Most people think pelvic floor therapy is for those with incontinence, prolapse, pain in their testicles, penile pain, or painful intercourse. Unfortunately, this false thinking is not just among the general public but many specialists such as gynecologists, urologists, and urogynecologists share this mindset. This just goes to show you that all other signs and symptoms of pelvic floor dysfunction are looked at as if they are unrelated and a stand-alone diagnosis. Let’s find out what pelvic floor dysfunction is.
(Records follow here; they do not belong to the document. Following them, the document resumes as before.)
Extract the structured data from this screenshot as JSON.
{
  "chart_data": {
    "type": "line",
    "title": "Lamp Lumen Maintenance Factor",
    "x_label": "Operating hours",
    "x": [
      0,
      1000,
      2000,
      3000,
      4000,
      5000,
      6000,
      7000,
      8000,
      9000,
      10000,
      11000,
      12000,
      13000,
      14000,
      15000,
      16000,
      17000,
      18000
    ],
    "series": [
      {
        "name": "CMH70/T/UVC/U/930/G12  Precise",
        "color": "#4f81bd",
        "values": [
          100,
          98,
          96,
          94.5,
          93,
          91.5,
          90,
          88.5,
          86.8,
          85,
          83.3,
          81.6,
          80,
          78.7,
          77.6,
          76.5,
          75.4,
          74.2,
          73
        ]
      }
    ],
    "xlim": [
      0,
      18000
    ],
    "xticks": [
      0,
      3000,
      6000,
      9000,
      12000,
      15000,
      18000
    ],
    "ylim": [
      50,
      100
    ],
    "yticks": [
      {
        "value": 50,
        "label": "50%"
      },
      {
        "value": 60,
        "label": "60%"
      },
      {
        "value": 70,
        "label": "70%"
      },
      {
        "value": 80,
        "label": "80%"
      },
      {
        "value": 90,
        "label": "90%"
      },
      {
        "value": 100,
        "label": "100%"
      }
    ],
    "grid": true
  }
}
What is Pelvic Floor Dysfunction?
I have written a blog on this subject which I strongly recommend you review as this blog is about who the treatment of pelvic floor therapy is for. If pelvic floor dysfunction was the name of a book, it would have many chapters such as:
- Painful intercourse
- Tailbone pain
- Testicular pain
- Erectile dysfunction
- Chronic lower back pain
- Sacroiliac pain
- Hip pain
- Poor posture and more
5 Common Signs of Pelvic Floor Dysfunction
If you pay close attention to the 5 common and often missed signs of pelvic floor dysfunction, it is reasonable to conclude who pelvic floor therapy is for. What is important to know is that pelvic floor therapy should be called pelvic floor dysfunction therapy because it is not just about the vagina, penis, and perineum, nor what is reachable through internal manual treatment but it is about the pelvis which is the house that the pelvic floor is the ‘floor’ of. You can’t stabilize a floor when the house is unstable!
Who is Pelvic Floor Therapy For?
Anyone who has a poor posture, chronic pain in the lower back, hips, and sacroiliac joints, improper gait, dysfunctional movement, repetitive lower back, and lower body injuries, in addition to what you already know and automatically relate to the pelvic floor. If we leave appropriate and timely treatments for when the condition is full-blown and ‘loud’ then we end up increasing the treatment length and decreasing the chances of full recovery. This is because we not only have to treat the condition but also go to a deeper level to address the neural track of communication between the brain and the body parts involved. This is what postural neurology and functional movement assessments reveal and are what every pelvic floor dysfunction evaluation should include.